También recordé el gran aprecio y estimación que le profesaba la sociedad momposina, en especial los engolados exponentes de “la rancia y desteñida aristocracia”, y cómo era ponderado en toda la región, por su rigor administrativo, su integridad profesional, su temperamento accesible, su espíritu conciliador y su comprobada honestidad. Atributos que le sirvieron para que a mediados de 1970 desempeñara también, con lujo de detalles, la rectoría de la Normal de Señoritas, donde el Ministerio lo había designado transitoriamente, mientras nombraba una rectora titular.

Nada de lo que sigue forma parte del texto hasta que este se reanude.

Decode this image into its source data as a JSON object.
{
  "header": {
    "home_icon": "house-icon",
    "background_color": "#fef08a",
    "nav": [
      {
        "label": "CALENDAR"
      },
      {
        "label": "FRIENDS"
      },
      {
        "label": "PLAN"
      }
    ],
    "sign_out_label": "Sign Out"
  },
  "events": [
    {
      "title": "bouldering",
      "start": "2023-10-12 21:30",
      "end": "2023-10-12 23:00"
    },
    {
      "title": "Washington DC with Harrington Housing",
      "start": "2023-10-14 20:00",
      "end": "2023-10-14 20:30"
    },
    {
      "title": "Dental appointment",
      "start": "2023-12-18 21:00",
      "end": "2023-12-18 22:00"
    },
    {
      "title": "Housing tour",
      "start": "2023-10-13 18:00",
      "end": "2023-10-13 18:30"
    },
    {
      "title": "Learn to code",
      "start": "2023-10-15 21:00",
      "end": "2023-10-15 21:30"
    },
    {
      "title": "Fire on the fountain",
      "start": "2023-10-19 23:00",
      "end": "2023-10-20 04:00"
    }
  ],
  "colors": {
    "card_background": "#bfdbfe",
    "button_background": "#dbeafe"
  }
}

Sinceramente, no podemos desconocer que la permanencia de don Jaime en la Villa de Santa Cruz de Mompós fue de mucha relevancia y trascendencia para el Colegio Pinillos. Con él se vive una era de reflexión y de excelencia académica, y con él expiró, también, “la época de los grandes rectores” o de “los rectores intelectuales”, como yo acertadamente la suelo denominar. Porque, don Jaime, al igual que los doctores Arturo Vieira Moreno, Demetrio Vallejo Mendoza, Orlando Ramírez Román y otros, fueron verdaderos prohombres de la educación que enaltecieron al Magisterio colombiano, y merced a sus sabias enseñanzas quedaron grabados con tinta indeleble en el pensamiento de todas aquellas generaciones que tuvimos el privilegio de ser sus estudiantes. Por eso hoy, cuando me ha tocado el honor de escribir esta nota “in memoriam”, no vacilo en afirmar que don Jaime Castellar Ferrer, por sobre cualquier opinión adversa, fue, indefectiblemente, un caballero ejemplar.